Söz&Kalem Dergisi - Ahmet Karaduman
Hamd, hak ve batılın mücadelesinde zaferi hakka, yenilgiyi batıla özgü kılan Alemlerin Rabbi olan Allah’adır. Selât ve selâm, hak davanın mübelliği Hz. Muhammed'e, ashabına ve hak davanın öncülerine ve askerlerine olsun.
Hak ve batıl mücadelesi, bu dünya hayatının imtihanlarından birisidir. Kişi iman ettikten sonra bu mücadele safhasına girer. Ömür boyu bu mücadeleye devam eder. Bu mücadele, sadece düşmanla çarpışmayı değil, aynı zamanda insanın kendi nefsiyle olan ilişkisini de içerir. Habil ile Kabil’den bugüne ve bugünden kıyamete dek bu durum aynı minvalde devam edecektir.
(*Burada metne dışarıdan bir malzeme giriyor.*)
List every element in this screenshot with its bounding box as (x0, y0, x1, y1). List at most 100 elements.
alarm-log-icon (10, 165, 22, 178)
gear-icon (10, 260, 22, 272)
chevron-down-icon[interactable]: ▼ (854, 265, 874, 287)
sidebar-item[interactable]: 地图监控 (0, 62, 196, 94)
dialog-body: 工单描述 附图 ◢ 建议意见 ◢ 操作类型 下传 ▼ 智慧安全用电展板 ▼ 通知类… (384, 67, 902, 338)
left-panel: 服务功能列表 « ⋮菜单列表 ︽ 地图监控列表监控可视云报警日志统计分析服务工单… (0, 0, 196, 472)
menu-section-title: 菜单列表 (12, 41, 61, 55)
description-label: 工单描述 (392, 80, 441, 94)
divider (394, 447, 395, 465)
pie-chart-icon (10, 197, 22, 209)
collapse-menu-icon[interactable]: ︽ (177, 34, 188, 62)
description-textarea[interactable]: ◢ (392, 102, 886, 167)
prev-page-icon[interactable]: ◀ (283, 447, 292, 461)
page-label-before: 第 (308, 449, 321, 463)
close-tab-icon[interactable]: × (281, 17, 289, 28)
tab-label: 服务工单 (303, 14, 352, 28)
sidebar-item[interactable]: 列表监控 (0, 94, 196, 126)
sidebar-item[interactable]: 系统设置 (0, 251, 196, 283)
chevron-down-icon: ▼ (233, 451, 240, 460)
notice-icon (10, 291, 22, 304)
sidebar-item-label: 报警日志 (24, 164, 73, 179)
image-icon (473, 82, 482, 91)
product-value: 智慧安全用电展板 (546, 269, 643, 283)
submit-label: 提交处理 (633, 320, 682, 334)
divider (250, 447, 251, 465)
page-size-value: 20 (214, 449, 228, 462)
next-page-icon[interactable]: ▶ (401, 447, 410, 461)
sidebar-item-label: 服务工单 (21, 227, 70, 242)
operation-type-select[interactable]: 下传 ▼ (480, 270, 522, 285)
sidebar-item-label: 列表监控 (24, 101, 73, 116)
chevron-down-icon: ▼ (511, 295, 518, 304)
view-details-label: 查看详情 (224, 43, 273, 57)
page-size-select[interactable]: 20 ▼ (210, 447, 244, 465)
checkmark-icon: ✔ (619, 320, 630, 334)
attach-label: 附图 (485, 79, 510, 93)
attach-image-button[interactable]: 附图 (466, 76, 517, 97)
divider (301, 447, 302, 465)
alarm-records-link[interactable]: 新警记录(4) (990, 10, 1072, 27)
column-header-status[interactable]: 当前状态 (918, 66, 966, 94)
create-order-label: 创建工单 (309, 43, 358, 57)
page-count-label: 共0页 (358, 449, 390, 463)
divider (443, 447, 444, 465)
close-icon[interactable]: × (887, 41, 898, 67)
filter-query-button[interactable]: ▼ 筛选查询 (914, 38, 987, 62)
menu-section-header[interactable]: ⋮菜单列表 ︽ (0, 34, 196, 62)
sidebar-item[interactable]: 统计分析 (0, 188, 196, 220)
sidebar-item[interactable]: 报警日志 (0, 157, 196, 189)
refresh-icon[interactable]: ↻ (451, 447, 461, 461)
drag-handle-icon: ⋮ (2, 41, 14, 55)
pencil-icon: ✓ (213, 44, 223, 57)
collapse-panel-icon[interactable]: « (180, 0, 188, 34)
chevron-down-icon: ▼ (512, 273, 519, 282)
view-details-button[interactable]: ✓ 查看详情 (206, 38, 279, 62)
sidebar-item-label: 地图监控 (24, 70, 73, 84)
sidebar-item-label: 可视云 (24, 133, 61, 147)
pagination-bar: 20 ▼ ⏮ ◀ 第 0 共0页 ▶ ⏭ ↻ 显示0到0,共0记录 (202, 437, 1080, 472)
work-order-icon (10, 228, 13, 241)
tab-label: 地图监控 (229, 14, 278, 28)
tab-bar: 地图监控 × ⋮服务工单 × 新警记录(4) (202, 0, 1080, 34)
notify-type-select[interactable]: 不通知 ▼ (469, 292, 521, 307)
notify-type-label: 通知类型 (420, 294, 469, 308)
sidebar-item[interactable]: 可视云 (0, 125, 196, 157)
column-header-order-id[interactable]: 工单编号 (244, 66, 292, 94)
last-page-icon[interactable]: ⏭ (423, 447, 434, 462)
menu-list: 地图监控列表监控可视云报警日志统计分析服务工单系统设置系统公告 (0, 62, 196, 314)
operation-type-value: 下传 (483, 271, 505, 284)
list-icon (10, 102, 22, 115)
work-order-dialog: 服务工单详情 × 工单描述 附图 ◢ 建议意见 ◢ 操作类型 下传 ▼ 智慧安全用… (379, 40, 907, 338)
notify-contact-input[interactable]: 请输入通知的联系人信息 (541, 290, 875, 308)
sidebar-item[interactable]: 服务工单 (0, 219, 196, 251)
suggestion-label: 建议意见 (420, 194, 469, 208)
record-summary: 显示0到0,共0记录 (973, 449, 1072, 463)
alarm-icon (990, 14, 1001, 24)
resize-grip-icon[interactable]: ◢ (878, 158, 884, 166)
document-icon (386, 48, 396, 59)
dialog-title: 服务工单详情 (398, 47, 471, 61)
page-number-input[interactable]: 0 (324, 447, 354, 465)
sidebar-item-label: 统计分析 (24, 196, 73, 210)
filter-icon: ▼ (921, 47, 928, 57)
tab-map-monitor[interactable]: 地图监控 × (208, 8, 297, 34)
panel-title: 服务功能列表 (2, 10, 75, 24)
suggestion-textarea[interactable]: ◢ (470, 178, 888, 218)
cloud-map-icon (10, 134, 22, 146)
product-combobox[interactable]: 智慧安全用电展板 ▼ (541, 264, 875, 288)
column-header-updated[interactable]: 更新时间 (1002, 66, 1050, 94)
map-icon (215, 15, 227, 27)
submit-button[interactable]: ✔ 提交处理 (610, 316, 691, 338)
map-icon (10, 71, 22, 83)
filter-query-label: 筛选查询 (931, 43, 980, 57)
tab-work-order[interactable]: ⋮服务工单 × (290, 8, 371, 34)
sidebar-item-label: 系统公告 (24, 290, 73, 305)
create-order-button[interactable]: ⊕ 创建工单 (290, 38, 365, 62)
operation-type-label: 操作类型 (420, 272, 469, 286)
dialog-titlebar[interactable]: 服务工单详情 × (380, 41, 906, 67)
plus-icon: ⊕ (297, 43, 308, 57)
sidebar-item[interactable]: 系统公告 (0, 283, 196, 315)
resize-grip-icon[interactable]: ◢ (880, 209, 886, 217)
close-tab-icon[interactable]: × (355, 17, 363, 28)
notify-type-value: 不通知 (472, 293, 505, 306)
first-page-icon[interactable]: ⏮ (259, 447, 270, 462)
İçinde bulunduğumuz asırda, başını Filistin ve Kudüs'ün çekmiş olduğu mücadele de hak ve batıl mücadelesidir. Bugün Suriye, Yemen, Irak, Bangladeş, Keşmir ve daha nice İslâm beldelerinde yaşamış olduğumuz ve içerisinde bulunduğumuz mücadele de hak ve batıl mücadelesidir. Bu ayla beraber üzerinden tam 365 gün, yani 1 yılın geçtiği Aksa Tufanı da bu hak ve batıl mücadelesinin en önemli dönüm noktalarından biridir.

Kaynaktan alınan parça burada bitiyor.